I'm doing kind of non-convex optimization every day - namely relaxation of molecular geometry.
I'm not quite sure what "relaxation of molecular geometry" is, but it sounds like you could include the protein folding problem either within this framework or adjacent to it.
Solving the protein folding problem is one of the harder and more important problems in science. Every two years a contest called CASP is held to evaluate how good humanity is at solving the problem and to encourage additional progress.
The contest asks entrants to predict the geometry of proteins whose structure has been experimentally determined but not yet published from their amino acid sequences.
Here's a chart of progress over time, though it only shows results since 2006, the contest itself dates back to 1994:
Note that for a period of 10 years there's almost no progress until DeepMind comes along to blow the competition out of the water with AlphaFold.

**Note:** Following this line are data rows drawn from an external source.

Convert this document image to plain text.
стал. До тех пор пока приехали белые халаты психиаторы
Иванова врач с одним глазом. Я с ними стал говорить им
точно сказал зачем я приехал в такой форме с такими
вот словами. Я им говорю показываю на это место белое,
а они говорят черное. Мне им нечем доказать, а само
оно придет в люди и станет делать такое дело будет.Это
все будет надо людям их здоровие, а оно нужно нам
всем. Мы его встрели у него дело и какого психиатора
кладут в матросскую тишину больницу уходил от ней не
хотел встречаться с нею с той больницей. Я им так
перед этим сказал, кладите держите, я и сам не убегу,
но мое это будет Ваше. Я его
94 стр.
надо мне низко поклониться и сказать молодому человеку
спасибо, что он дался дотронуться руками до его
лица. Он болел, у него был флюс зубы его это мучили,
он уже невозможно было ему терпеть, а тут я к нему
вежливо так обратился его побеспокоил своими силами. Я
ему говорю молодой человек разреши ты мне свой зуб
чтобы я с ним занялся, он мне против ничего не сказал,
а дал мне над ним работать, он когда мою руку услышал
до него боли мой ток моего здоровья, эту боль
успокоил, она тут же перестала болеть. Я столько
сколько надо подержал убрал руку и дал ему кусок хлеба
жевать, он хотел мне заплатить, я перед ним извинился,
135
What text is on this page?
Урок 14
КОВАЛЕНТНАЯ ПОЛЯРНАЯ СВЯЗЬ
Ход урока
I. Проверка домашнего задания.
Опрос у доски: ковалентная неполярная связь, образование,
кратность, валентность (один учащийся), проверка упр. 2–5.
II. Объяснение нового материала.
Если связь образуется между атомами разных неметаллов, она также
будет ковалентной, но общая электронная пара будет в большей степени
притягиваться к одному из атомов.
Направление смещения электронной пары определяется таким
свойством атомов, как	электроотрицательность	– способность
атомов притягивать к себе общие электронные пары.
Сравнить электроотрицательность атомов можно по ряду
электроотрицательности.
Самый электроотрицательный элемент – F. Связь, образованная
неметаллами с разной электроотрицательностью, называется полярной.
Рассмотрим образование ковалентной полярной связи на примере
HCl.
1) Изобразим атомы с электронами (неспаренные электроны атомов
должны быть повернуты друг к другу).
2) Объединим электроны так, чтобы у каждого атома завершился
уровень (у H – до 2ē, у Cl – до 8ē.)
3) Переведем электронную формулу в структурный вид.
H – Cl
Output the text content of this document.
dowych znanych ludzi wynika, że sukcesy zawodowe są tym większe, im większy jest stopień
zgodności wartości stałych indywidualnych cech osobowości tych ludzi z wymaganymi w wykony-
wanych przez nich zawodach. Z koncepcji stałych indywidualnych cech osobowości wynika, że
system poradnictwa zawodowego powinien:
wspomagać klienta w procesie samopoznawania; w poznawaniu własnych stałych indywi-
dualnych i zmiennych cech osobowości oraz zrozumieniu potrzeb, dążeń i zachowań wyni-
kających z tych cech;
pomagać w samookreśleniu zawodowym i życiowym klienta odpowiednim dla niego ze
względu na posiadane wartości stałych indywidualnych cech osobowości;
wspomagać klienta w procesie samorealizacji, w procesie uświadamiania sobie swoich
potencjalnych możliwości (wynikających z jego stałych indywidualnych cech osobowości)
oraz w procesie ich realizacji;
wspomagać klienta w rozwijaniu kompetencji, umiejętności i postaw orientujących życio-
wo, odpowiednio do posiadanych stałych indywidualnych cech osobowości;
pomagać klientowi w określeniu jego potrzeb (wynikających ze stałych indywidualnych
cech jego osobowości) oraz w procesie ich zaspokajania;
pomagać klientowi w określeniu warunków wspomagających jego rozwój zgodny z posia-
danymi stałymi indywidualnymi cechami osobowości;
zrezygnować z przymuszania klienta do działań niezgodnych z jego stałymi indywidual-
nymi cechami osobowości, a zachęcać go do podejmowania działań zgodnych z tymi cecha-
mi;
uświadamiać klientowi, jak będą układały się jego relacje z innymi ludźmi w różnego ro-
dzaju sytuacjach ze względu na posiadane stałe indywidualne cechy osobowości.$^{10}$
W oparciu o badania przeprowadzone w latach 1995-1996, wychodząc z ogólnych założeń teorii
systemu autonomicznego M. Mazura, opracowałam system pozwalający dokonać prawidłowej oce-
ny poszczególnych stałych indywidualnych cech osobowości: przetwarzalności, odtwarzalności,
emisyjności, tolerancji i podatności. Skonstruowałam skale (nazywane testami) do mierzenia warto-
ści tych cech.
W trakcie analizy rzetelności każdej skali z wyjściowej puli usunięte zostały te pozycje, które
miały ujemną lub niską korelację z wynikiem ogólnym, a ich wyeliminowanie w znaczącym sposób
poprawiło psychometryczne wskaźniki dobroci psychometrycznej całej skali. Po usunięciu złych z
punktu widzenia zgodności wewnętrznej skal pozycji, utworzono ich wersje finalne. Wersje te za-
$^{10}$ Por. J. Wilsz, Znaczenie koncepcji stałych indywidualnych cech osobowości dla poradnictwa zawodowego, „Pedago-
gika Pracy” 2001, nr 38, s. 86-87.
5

This means that for 10 years brilliant people were unable to solve this non-convex problem satisfactorily. Finally making progress took:
- Enormous improvements in GPU hardware.
- Google's development of the TPU to improve accelerate software beyond what GPUs can do.
- Global increases in AI/ML knowledge supported by most governments and industries.
- Google's willingness to lose ~$500M/year funding DeepMind.
That level of resource commitment is sometimes necessary to make progress on a non-convex problem.